Former federal Labor leader Mark Latham will attempt a political comeback at next March’s NSW state election as One Nation’s leading upper house candidate.
Latham announced his membership of One Nation on 2GB’s Alan Jones Show with the party’s leader, Pauline Hanson, saying he “just can’t stand on the sideline talking about it”.
Since leading the Labor party to a disastrous defeat against John Howard in the 2004 election, Latham has been a political commentator, but was sacked by Sky News last year for his comments about a schoolboy’s sexuality. He was previously a columnist for Australian Financial Review, but parted ways with the paper following his trolling of former Australian of the Year and domestic violence campaigner Rosie Batty.
He is currently being sued for defamation by journalist Osman Faruqi and in August the judge threw out Latham’s entire 76-page defence, labelling it “extraordinary”.
One Nation is the third party Latham has joined and his second minor political party in 19 months. He joined the Liberal Democrats in 2017, but quit the party 16 months later following a dispute over his candidacy for upcoming elections.

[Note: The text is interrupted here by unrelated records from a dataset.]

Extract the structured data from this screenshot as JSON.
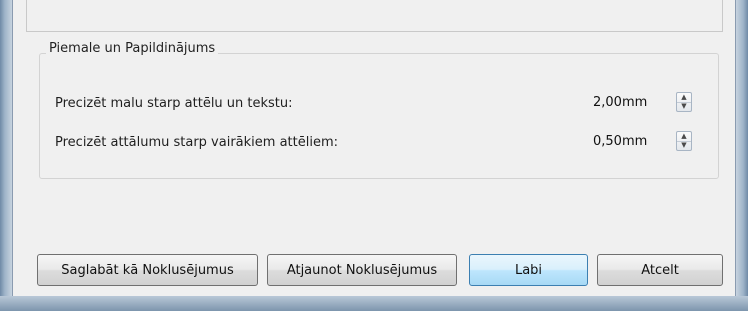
{
  "group": {
    "title": "Piemale un Papildinājums"
  },
  "rows": [
    {
      "label": "Precizēt malu starp attēlu un tekstu:",
      "value": "2,00mm"
    },
    {
      "label": "Precizēt attālumu starp vairākiem attēliem:",
      "value": "0,50mm"
    }
  ],
  "buttons": {
    "save_default": "Saglabāt kā Noklusējumus",
    "restore_default": "Atjaunot Noklusējumus",
    "ok": "Labi",
    "cancel": "Atcelt"
  },
  "icons": {
    "spin_up": "chevron-up-icon",
    "spin_down": "chevron-down-icon"
  }
}
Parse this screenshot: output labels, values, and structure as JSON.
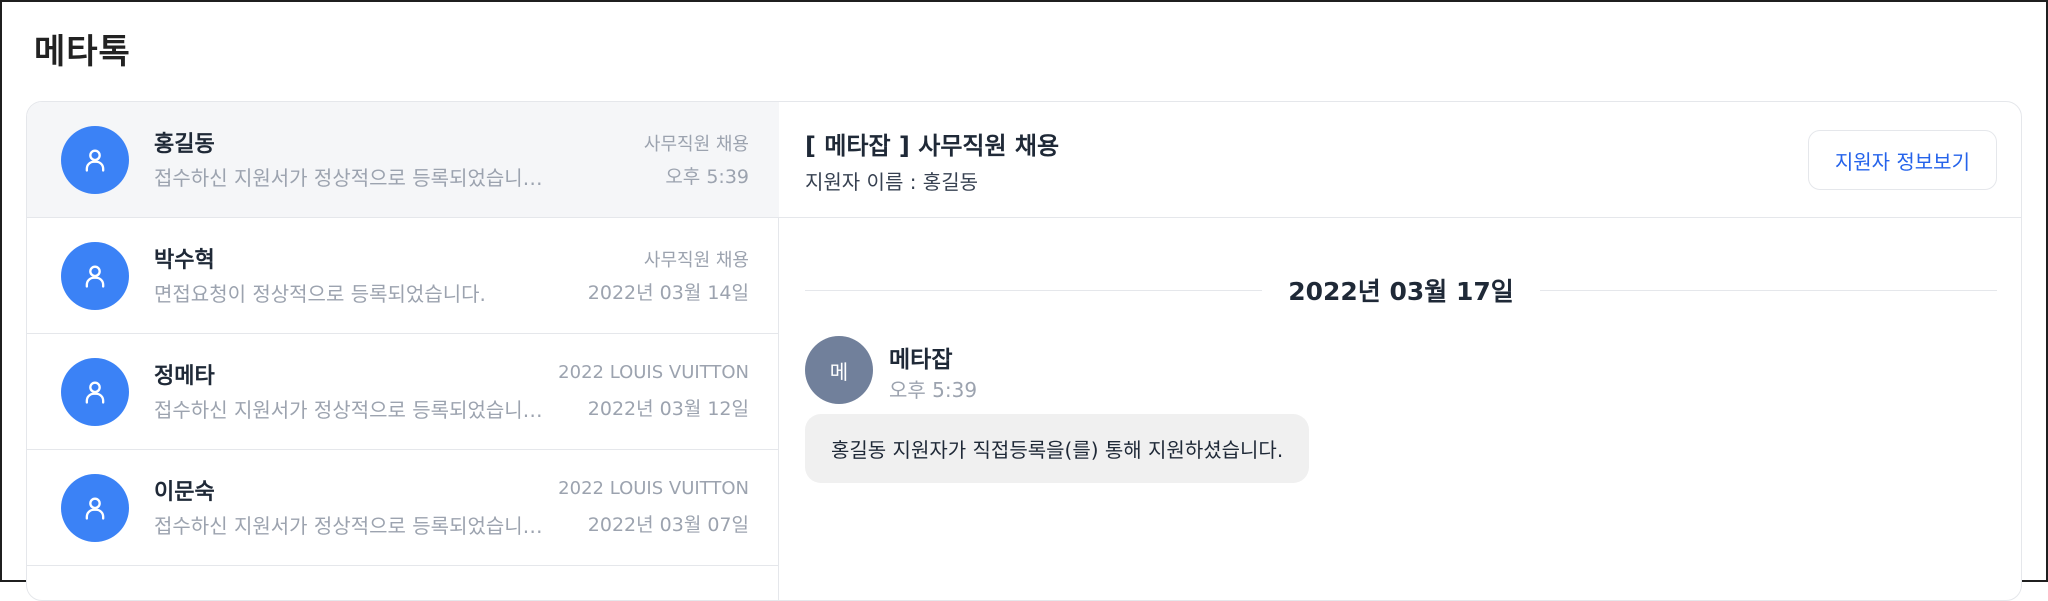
{
  "app_title": "메타톡",
  "conversations": [
    {
      "name": "홍길동",
      "preview": "접수하신 지원서가 정상적으로 등록되었습니다.",
      "job": "사무직원 채용",
      "time": "오후 5:39",
      "active": true
    },
    {
      "name": "박수혁",
      "preview": "면접요청이 정상적으로 등록되었습니다.",
      "job": "사무직원 채용",
      "time": "2022년 03월 14일",
      "active": false
    },
    {
      "name": "정메타",
      "preview": "접수하신 지원서가 정상적으로 등록되었습니다.",
      "job": "2022 LOUIS VUITTON",
      "time": "2022년 03월 12일",
      "active": false
    },
    {
      "name": "이문숙",
      "preview": "접수하신 지원서가 정상적으로 등록되었습니다.",
      "job": "2022 LOUIS VUITTON",
      "time": "2022년 03월 07일",
      "active": false
    }
  ],
  "chat": {
    "title": "[ 메타잡 ] 사무직원 채용",
    "subtitle": "지원자 이름 : 홍길동",
    "info_button": "지원자 정보보기",
    "date": "2022년 03월 17일",
    "message": {
      "avatar_text": "메",
      "sender": "메타잡",
      "time": "오후 5:39",
      "text": "홍길동 지원자가 직접등록을(를) 통해 지원하셨습니다."
    }
  },
  "colors": {
    "accent": "#3b82f6",
    "link": "#2563eb",
    "sender_avatar": "#71809b",
    "bubble": "#f0f0f0"
  }
}
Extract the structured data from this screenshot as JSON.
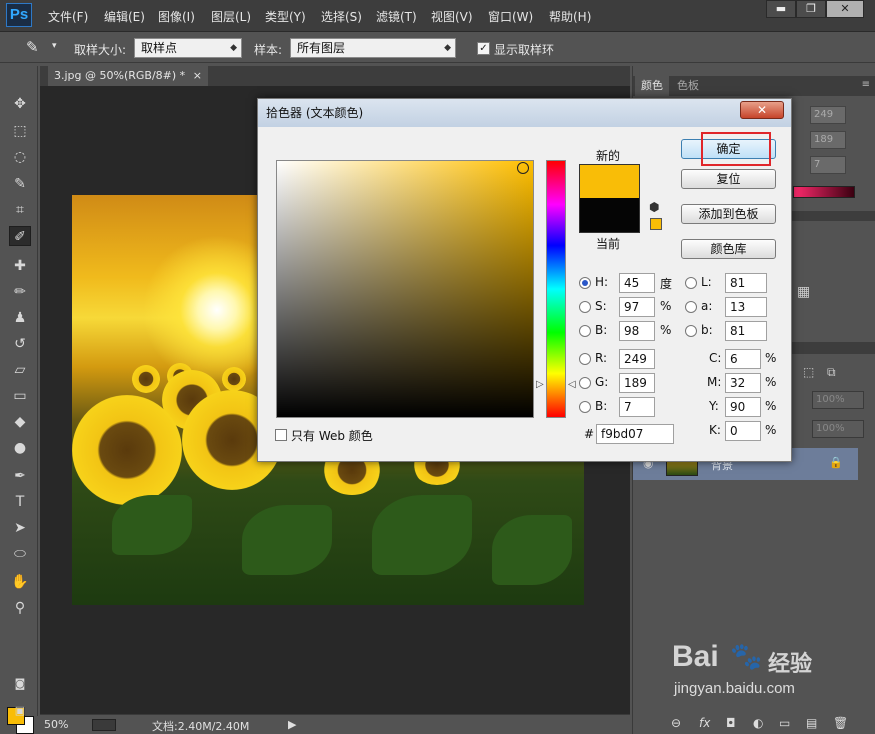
{
  "menubar": {
    "logo": "Ps",
    "items": [
      "文件(F)",
      "编辑(E)",
      "图像(I)",
      "图层(L)",
      "类型(Y)",
      "选择(S)",
      "滤镜(T)",
      "视图(V)",
      "窗口(W)",
      "帮助(H)"
    ],
    "window_buttons": [
      "▬",
      "❐",
      "✕"
    ]
  },
  "options": {
    "tool_glyph": "✎",
    "sample_size_label": "取样大小:",
    "sample_size_value": "取样点",
    "sample_label": "样本:",
    "sample_value": "所有图层",
    "show_ring_label": "显示取样环",
    "show_ring_checked": "✓"
  },
  "document": {
    "tab_title": "3.jpg @ 50%(RGB/8#) *",
    "tab_close": "×"
  },
  "status": {
    "zoom": "50%",
    "doc_info": "文档:2.40M/2.40M",
    "arrow": "▶"
  },
  "right_panel": {
    "tabs": [
      "颜色",
      "色板"
    ],
    "values": [
      "249",
      "189",
      "7"
    ],
    "layer_name": "背景",
    "opacity_placeholder": "100%",
    "fill_placeholder": "100%",
    "bottom_icons": [
      "⊖",
      "fx",
      "◘",
      "◐",
      "▭",
      "▤",
      "🗑"
    ]
  },
  "dialog": {
    "title": "拾色器 (文本颜色)",
    "close": "✕",
    "new_label": "新的",
    "current_label": "当前",
    "buttons": {
      "ok": "确定",
      "reset": "复位",
      "add_swatch": "添加到色板",
      "library": "颜色库"
    },
    "web_only_label": "只有 Web 颜色",
    "hsb": {
      "h_label": "H:",
      "h_value": "45",
      "h_unit": "度",
      "s_label": "S:",
      "s_value": "97",
      "s_unit": "%",
      "b_label": "B:",
      "b_value": "98",
      "b_unit": "%"
    },
    "rgb": {
      "r_label": "R:",
      "r_value": "249",
      "g_label": "G:",
      "g_value": "189",
      "b_label": "B:",
      "b_value": "7"
    },
    "lab": {
      "l_label": "L:",
      "l_value": "81",
      "a_label": "a:",
      "a_value": "13",
      "b_label": "b:",
      "b_value": "81"
    },
    "cmyk": {
      "c_label": "C:",
      "c_value": "6",
      "m_label": "M:",
      "m_value": "32",
      "y_label": "Y:",
      "y_value": "90",
      "k_label": "K:",
      "k_value": "0",
      "unit": "%"
    },
    "hex_label": "#",
    "hex_value": "f9bd07",
    "selected_color": "#f9bd07"
  },
  "watermark": {
    "brand": "Bai",
    "brand_tail": "经验",
    "url": "jingyan.baidu.com"
  }
}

Latham, 57, told Jones today that he wanted to return to politics because Sydney was “unliveable and dysfunctional”, citing immigration, overdevelopment and congestion among the city’s problems, as well as once again returning to a familiar theme and railing against political correctness, which was making “a real attempt to march through our institutions, to control our language, our feelings, our behaviour, to fundamentally change the nature of Australia”.
He wants to cut immigration and limit further development.
“Failings in the education system, political correctness, divisive identity politics, electricity prices have gone through the roof,” he said.
“These are all big issues that are banking up.”
He also complained that employers “discriminated against Christians, against white people, against men and boys”.
“This is a fight for our civilisational values. For free speech, for merit selection, resilience, love of country – all of them under siege from the left, and a lot of it is happening in state politics as much as federal,” Latham said.
If his campaign for One Nation is successful, he would be in state politics for eight years as a member of the Legislative Council.
Senator Pauline Hanson said her new recruit was “going to be so beneficial to the people of NSW”.
“These major political parties here won’t have their own way. We need policies that are driven with ideas and driven by good policies and to get the state moving,” she said.